Dire un Cubain gagne 20 dollars /mois est totalement ridicule, car avec 20$/mois on ne survit dans aucun pays ; il m’est même arrivé d’expliquer au cours de négociations commerciales, à des exportateurs cubains qui ne comprenaient pas pourquoi leur société perdait de l’argent alors qu’elle exportait à un prix supérieur au prix de revient qu’elle avait méticuleusement établi. Ils comparaient leurs conditions à celles d’autres pays d’Amérique latine, trouvaient des justificatifs à leur compétitivité, notamment en terme de logistique, mais les financiers du Ministère leur disaient que tous les ans il manquait de l’argent entre les dépenses et les recettes, ils devaient donc vendre à perte sans comprendre comment.


Ils avaient pris comme coût de la main-d’œuvre les salaires en pesos, traduits en dollars au cours Cadeca…

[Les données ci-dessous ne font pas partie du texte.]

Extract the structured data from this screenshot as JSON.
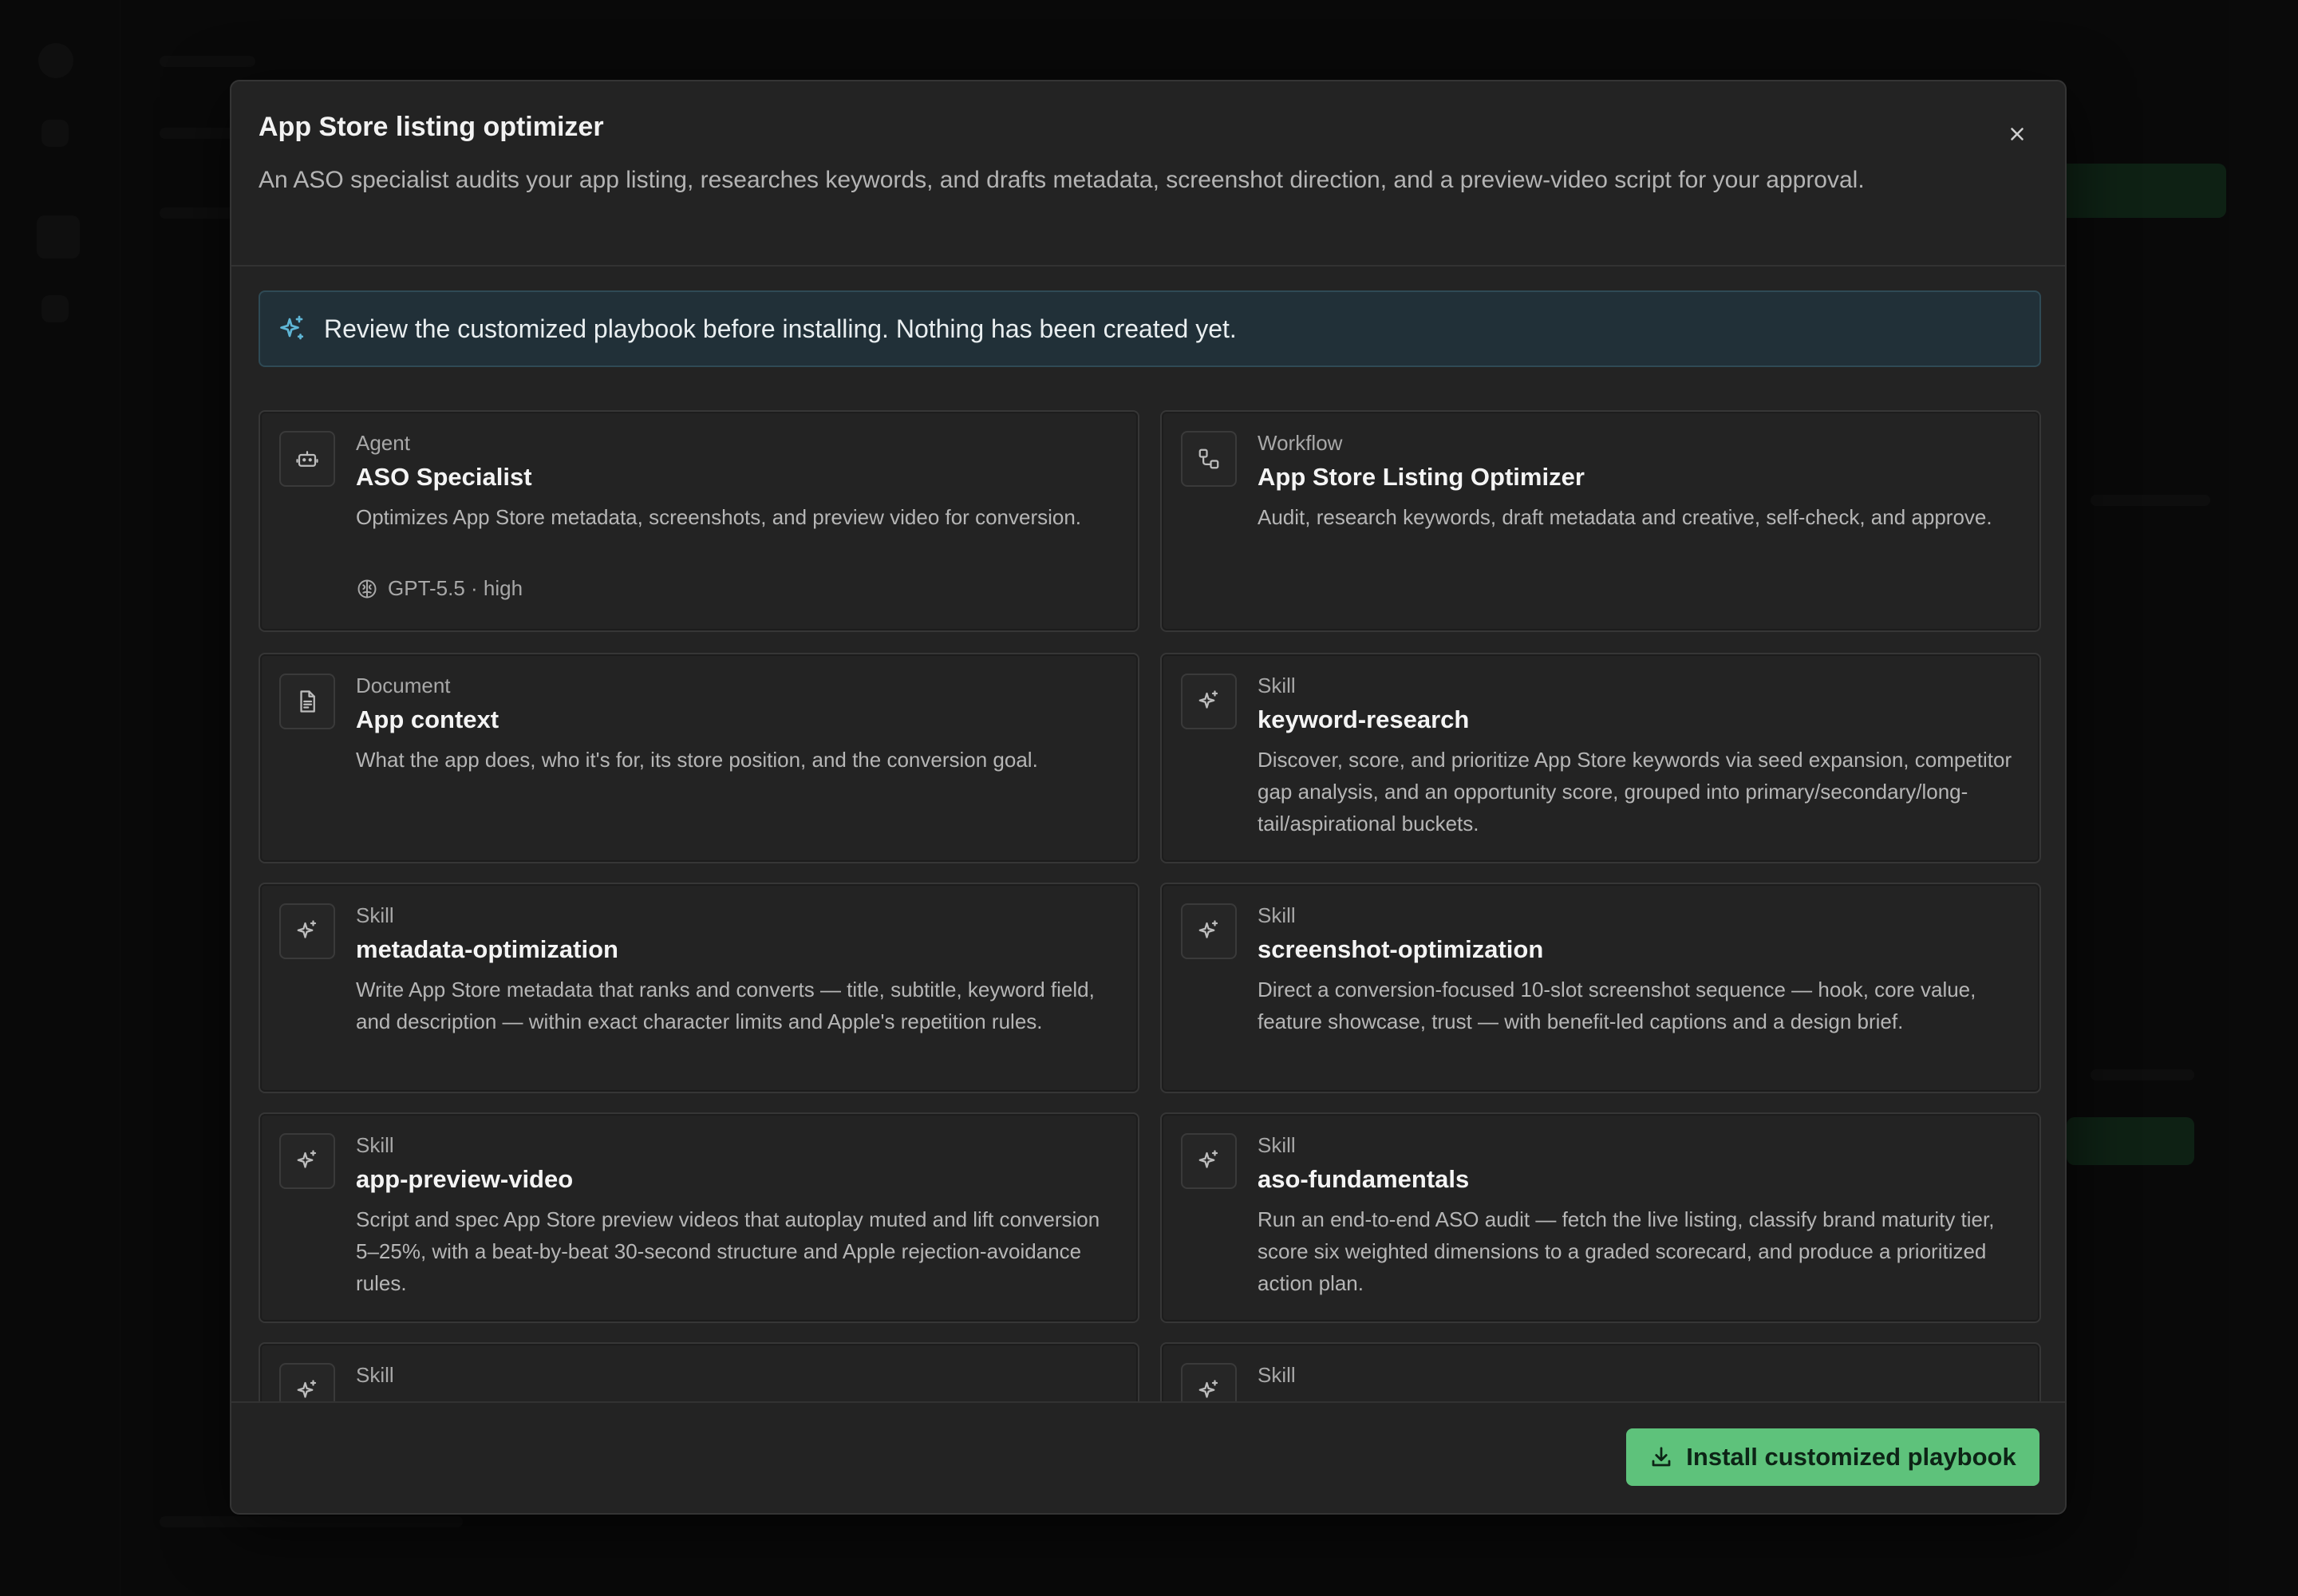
{
  "modal": {
    "title": "App Store listing optimizer",
    "description": "An ASO specialist audits your app listing, researches keywords, and drafts metadata, screenshot direction, and a preview-video script for your approval.",
    "close_icon": "close-icon"
  },
  "notice": {
    "icon": "sparkle-icon",
    "text": "Review the customized playbook before installing. Nothing has been created yet."
  },
  "cards": [
    {
      "type": "Agent",
      "icon": "robot-icon",
      "name": "ASO Specialist",
      "description": "Optimizes App Store metadata, screenshots, and preview video for conversion.",
      "meta": "GPT-5.5 · high",
      "meta_icon": "brain-icon"
    },
    {
      "type": "Workflow",
      "icon": "workflow-icon",
      "name": "App Store Listing Optimizer",
      "description": "Audit, research keywords, draft metadata and creative, self-check, and approve."
    },
    {
      "type": "Document",
      "icon": "document-icon",
      "name": "App context",
      "description": "What the app does, who it's for, its store position, and the conversion goal."
    },
    {
      "type": "Skill",
      "icon": "sparkle-icon",
      "name": "keyword-research",
      "description": "Discover, score, and prioritize App Store keywords via seed expansion, competitor gap analysis, and an opportunity score, grouped into primary/secondary/long-tail/aspirational buckets."
    },
    {
      "type": "Skill",
      "icon": "sparkle-icon",
      "name": "metadata-optimization",
      "description": "Write App Store metadata that ranks and converts — title, subtitle, keyword field, and description — within exact character limits and Apple's repetition rules."
    },
    {
      "type": "Skill",
      "icon": "sparkle-icon",
      "name": "screenshot-optimization",
      "description": "Direct a conversion-focused 10-slot screenshot sequence — hook, core value, feature showcase, trust — with benefit-led captions and a design brief."
    },
    {
      "type": "Skill",
      "icon": "sparkle-icon",
      "name": "app-preview-video",
      "description": "Script and spec App Store preview videos that autoplay muted and lift conversion 5–25%, with a beat-by-beat 30-second structure and Apple rejection-avoidance rules."
    },
    {
      "type": "Skill",
      "icon": "sparkle-icon",
      "name": "aso-fundamentals",
      "description": "Run an end-to-end ASO audit — fetch the live listing, classify brand maturity tier, score six weighted dimensions to a graded scorecard, and produce a prioritized action plan."
    },
    {
      "type": "Skill",
      "icon": "sparkle-icon",
      "name": "",
      "description": ""
    },
    {
      "type": "Skill",
      "icon": "sparkle-icon",
      "name": "",
      "description": ""
    }
  ],
  "footer": {
    "install_label": "Install customized playbook",
    "install_icon": "download-icon"
  }
}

Je leur ai fait remarquer que pour comparer, il fallait rajouter les services gratuits ou subventionnés : le Cubain ne paie pas d’impôt, il a l’éducation gratuite, la santé gratuite, souvent le loyer gratuit, l’électricité à un prix qui, traduit en dollars au taux Cadeca ne se trouve dans aucun autre pays, des produits de libreta a prix subventionné qui couvrent une moitié du mois, etc… Tout ça est d’une manière ou d’une autre payé par l’entreprise, ou son actionnaire l’État. Dès lors qu’on parle d’une exportation de produits dont le financement de production est assuré par l’État tous ces coûts se retrouvent dans la comparaison des flux financiers.

 

En refaisant le calcul à la valeur des biens et prestations fournies, le salarié Cubain coûte 500 $/mois, pas 25 dollars US ou Francs Suisse. Non pas qu’il soit à l’aise avec ses 5 ou 600 CUP, mais comparer un salaire ici et un salaire là-bas demande des précautions, afin de rétablir le pouvoir d’achat effectivement acquis par le salarié.

 

Le doublement du salaire en CUP n’équivaut pas à un doublement de la capacité d’achat, mais plutôt à une augmentation entre 10 et 20% de celle-ci, ce qui n’est absolument pas négligeable, les salariés comme les retraités le comprendront, mais rétablit une image plus exacte du « revenu moyen » cubain.
. »

 

Merci cher Fabien pour ta lecture assidue de notre Lettre et pour tes pertinentes remarques, fort utiles pour mieux comprendre la réalité cubaine.

 

Roger Grévoul
Président Fondateur de Cuba Coopération France
Directeur du site internet et de la Lettre Hebdomadaire.